More lying from a fellow DIM Kerry:
"[John] Kerry acknowledged that some voters in Massachusetts, the nation's most Irish-American state, may have had the impression that he had Irish roots. He said that he knew of no Irish ancestry and that he had always tried to correct misstatements whenever he learned about them.
"Numerous publications, including the Globe, have stated that Kerry is Irish-American.
"'I'm sure some people see the name and say, "Hey, I think it's this or that," but I've been clear as a bell,' Kerry said. 'I've always been absolutely straight up front about it.'
[...]
"Kerry 'has never indicated to anyone that he was Irish and corrected people over the years who assumed he was,' [spokeswoman Kelly] Benander said."
-- Michael Kranish, "Search for Kerry's Roots Finds Surprising History," in the Feb. 2 Boston Globe.
''For those of us who are fortunate to share an Irish ancestry, we take great pride in the contributions that Irish-Americans ..."
-- Senate floor statement by John Kerry, March 18, 1986, as quoted in Frank Phillips' and Brian C. Mooney's "1986 Statement Counters Kerry's Stand on Heritage," in the March 6 Boston Globe.

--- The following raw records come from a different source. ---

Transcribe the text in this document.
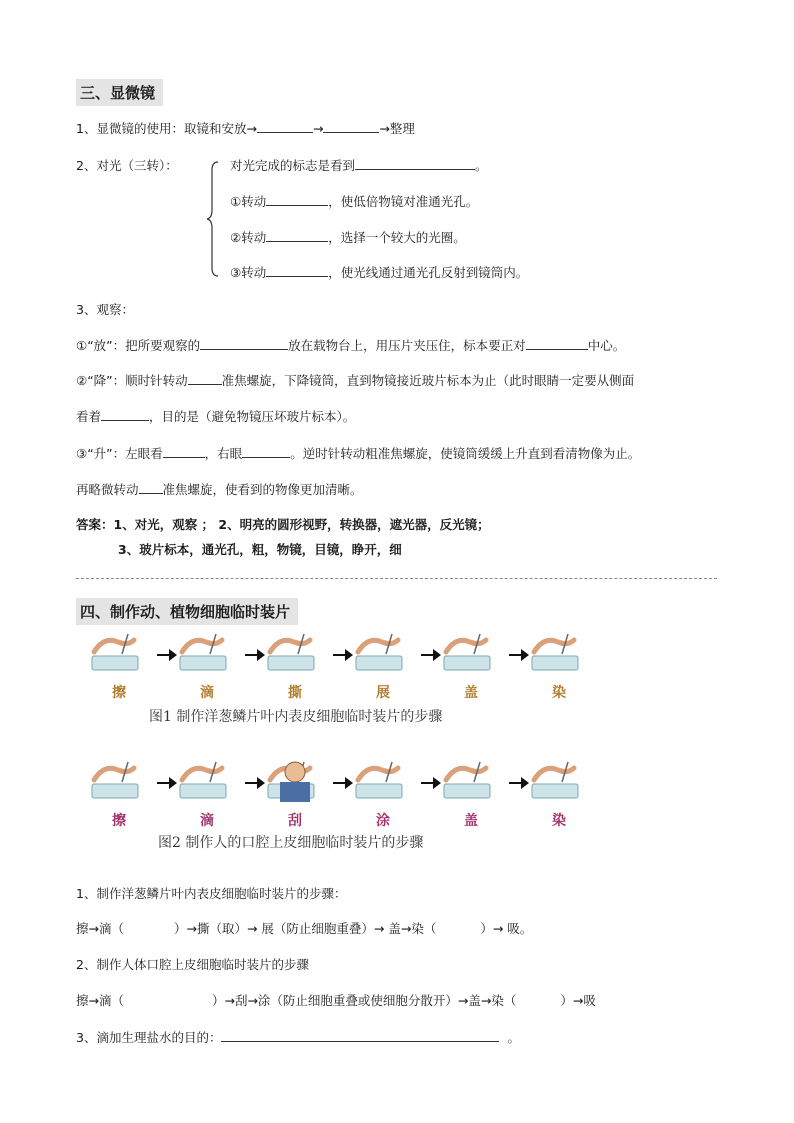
三、显微镜
1、显微镜的使用：取镜和安放→	→	→整理
2、对光（三转）：	对光完成的标志是看到	。
①转动	，使低倍物镜对准通光孔。
②转动	，选择一个较大的光圈。
③转动	，使光线通过通光孔反射到镜筒内。
3、观察：
①“放”：把所要观察的	放在载物台上，用压片夹压住，标本要正对	中心。
②“降”：顺时针转动	准焦螺旋，下降镜筒，直到物镜接近玻片标本为止（此时眼睛一定要从侧面
看着	，目的是（避免物镜压坏玻片标本）。
③“升”：左眼看	，右眼	。逆时针转动粗准焦螺旋，使镜筒缓缓上升直到看清物像为止。
再略微转动 准焦螺旋，使看到的物像更加清晰。
答案：1、对光，观察 ； 2、明亮的圆形视野，转换器，遮光器，反光镜；
3、玻片标本，通光孔，粗，物镜，目镜，睁开，细
四、制作动、植物细胞临时装片
擦	滴	撕	展	盖	染
图1 制作洋葱鳞片叶内表皮细胞临时装片的步骤
擦	滴	刮	涂	盖	染
图2 制作人的口腔上皮细胞临时装片的步骤
1、制作洋葱鳞片叶内表皮细胞临时装片的步骤：
擦→滴（	）→撕（取）→ 展（防止细胞重叠）→ 盖→染（	）→ 吸。
2、制作人体口腔上皮细胞临时装片的步骤
擦→滴（	）→刮→涂（防止细胞重叠或使细胞分散开）→盖→染（	）→吸
3、滴加生理盐水的目的：	。
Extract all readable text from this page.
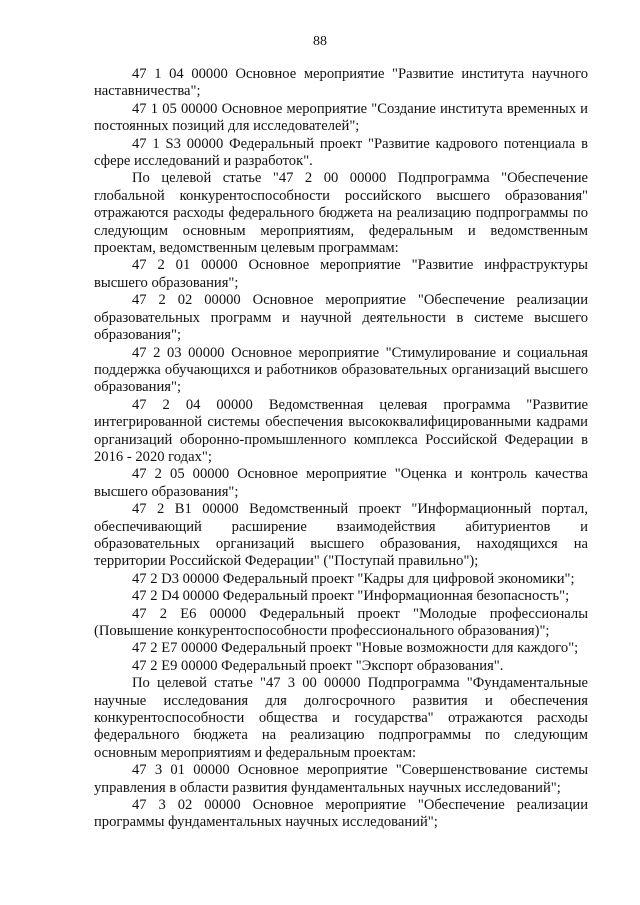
88

47 1 04 00000 Основное мероприятие "Развитие института научного наставничества";

47 1 05 00000 Основное мероприятие "Создание института временных и постоянных позиций для исследователей";

47 1 S3 00000 Федеральный проект "Развитие кадрового потенциала в сфере исследований и разработок".

По целевой статье "47 2 00 00000 Подпрограмма "Обеспечение глобальной конкурентоспособности российского высшего образования" отражаются расходы федерального бюджета на реализацию подпрограммы по следующим основным мероприятиям, федеральным и ведомственным проектам, ведомственным целевым программам:

47 2 01 00000 Основное мероприятие "Развитие инфраструктуры высшего образования";

47 2 02 00000 Основное мероприятие "Обеспечение реализации образовательных программ и научной деятельности в системе высшего образования";

47 2 03 00000 Основное мероприятие "Стимулирование и социальная поддержка обучающихся и работников образовательных организаций высшего образования";

47 2 04 00000 Ведомственная целевая программа "Развитие интегрированной системы обеспечения высококвалифицированными кадрами организаций оборонно-промышленного комплекса Российской Федерации в 2016 - 2020 годах";

47 2 05 00000 Основное мероприятие "Оценка и контроль качества высшего образования";

47 2 B1 00000 Ведомственный проект "Информационный портал, обеспечивающий расширение взаимодействия абитуриентов и образовательных организаций высшего образования, находящихся на территории Российской Федерации" ("Поступай правильно");

47 2 D3 00000 Федеральный проект "Кадры для цифровой экономики";

47 2 D4 00000 Федеральный проект "Информационная безопасность";

47 2 E6 00000 Федеральный проект "Молодые профессионалы (Повышение конкурентоспособности профессионального образования)";

47 2 E7 00000 Федеральный проект "Новые возможности для каждого";

47 2 E9 00000 Федеральный проект "Экспорт образования".

По целевой статье "47 3 00 00000 Подпрограмма "Фундаментальные научные исследования для долгосрочного развития и обеспечения конкурентоспособности общества и государства" отражаются расходы федерального бюджета на реализацию подпрограммы по следующим основным мероприятиям и федеральным проектам:

47 3 01 00000 Основное мероприятие "Совершенствование системы управления в области развития фундаментальных научных исследований";

47 3 02 00000 Основное мероприятие "Обеспечение реализации программы фундаментальных научных исследований";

"As some of you may know, I am part-English and part-Irish. And when my Kerry ancestors first came over to Massachusetts from the old country to find work in the New World, it was my English ancestors who refused to hire them."
-- Draft remarks prepared for Kerry in 1984, quoted by Phillips and Mooney in the March 6 Globe. Kerry was lieutenant governor of Massachusetts at the time.
"[I]n 1982, at the state Democratic convention in Springfield, his campaign gave his convention floor workers emerald-green T-shirts and hats featuring the logo, 'Up Kerry' -- a takeoff on the rallying cry for the first president of the Republic of Ireland, Eamon de Valera, whose supporters cried, 'Up de Valera!' "
-- Phillips and Mooney in the March 6 Globe.